Chris Hadfield seems to have become the new face for space exploration with his cover of Bowie’s Space Oddity, and I’ve heard him talk a few times, and been really impressed. This morning on Lauren Laverne’s 6music show, he was plugging his new book, a selection of the many thousands of shots he took of the earth whilst on his over 2,000 orbits. He was impressive in talking of how precious our world is, how we all have to live together, and how privileged he is to have spent so long in space, so long whizzing past the earth’s surface in order to get such a deep understanding of it.
But then he said the most important issue facing us is energy shortage, that we need to concentrate on getting a reasonable level of lifestyle for as many people as possible, and that’s when he lost me. Because increase in affluence comes at a price. And that price is the environment. He made no mention of al the energy we waste, and the fact that the biggest threat to this planet is the sheer numbers of our species. He spoke of colonising other planets as a long term goal, that this is what makes us human, but again, that requires a hell of a lot of money and resources diverted to what some people see as a vanity project for the rich. By comparing astronauts with Vikings is fair enough in spirit, but not in actuality. Vikings sailed ships they made out of trees. That is not the same as the huge commercial and scientific industry required to put anyone into space. Viking ships were wind powered, so were completely renewable, and if they got into trouble, they could generally repair their own ships.

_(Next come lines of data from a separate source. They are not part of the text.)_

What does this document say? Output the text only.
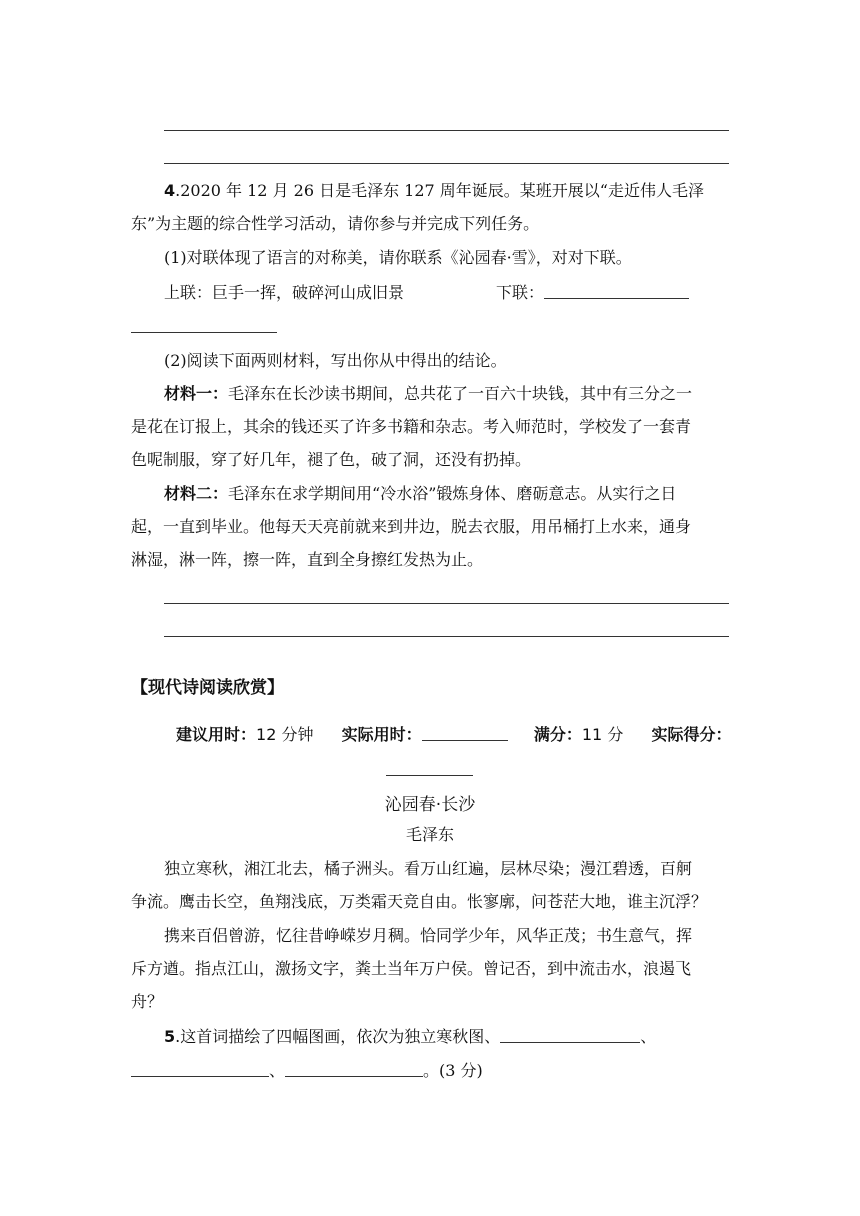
4.2020 年 12 月 26 日是毛泽东 127 周年诞辰。某班开展以“走近伟人毛泽
东”为主题的综合性学习活动，请你参与并完成下列任务。
(1)对联体现了语言的对称美，请你联系《沁园春·雪》，对对下联。
上联：巨手一挥，破碎河山成旧景	下联：
(2)阅读下面两则材料，写出你从中得出的结论。
材料一：毛泽东在长沙读书期间，总共花了一百六十块钱，其中有三分之一
是花在订报上，其余的钱还买了许多书籍和杂志。考入师范时，学校发了一套青
色呢制服，穿了好几年，褪了色，破了洞，还没有扔掉。
材料二：毛泽东在求学期间用“冷水浴”锻炼身体、磨砺意志。从实行之日
起，一直到毕业。他每天天亮前就来到井边，脱去衣服，用吊桶打上水来，通身
淋湿，淋一阵，擦一阵，直到全身擦红发热为止。
【现代诗阅读欣赏】
建议用时：12 分钟 实际用时：	满分：11 分 实际得分：
沁园春·长沙
毛泽东
独立寒秋，湘江北去，橘子洲头。看万山红遍，层林尽染；漫江碧透，百舸
争流。鹰击长空，鱼翔浅底，万类霜天竞自由。怅寥廓，问苍茫大地，谁主沉浮？
携来百侣曾游，忆往昔峥嵘岁月稠。恰同学少年，风华正茂；书生意气，挥
斥方遒。指点江山，激扬文字，粪土当年万户侯。曾记否，到中流击水，浪遏飞
舟？
5.这首词描绘了四幅图画，依次为独立寒秋图、	、
、	。(3 分)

I love science, and the notion of space travel, but the priority still needs to be to get things right here before we dream about other planets. Because if we can’t learn to live well here, we’ll only export our bad behaviour to other planets. Hadfield is a fascinating, intelligent advocate of science, doing a lot to encourage kids to be interested in space, and donating the profits from his book to the Red Cross is generous of him, and a cynic would say, also good PR, but he sounded more like a PR person for the military industrial complex. Not good.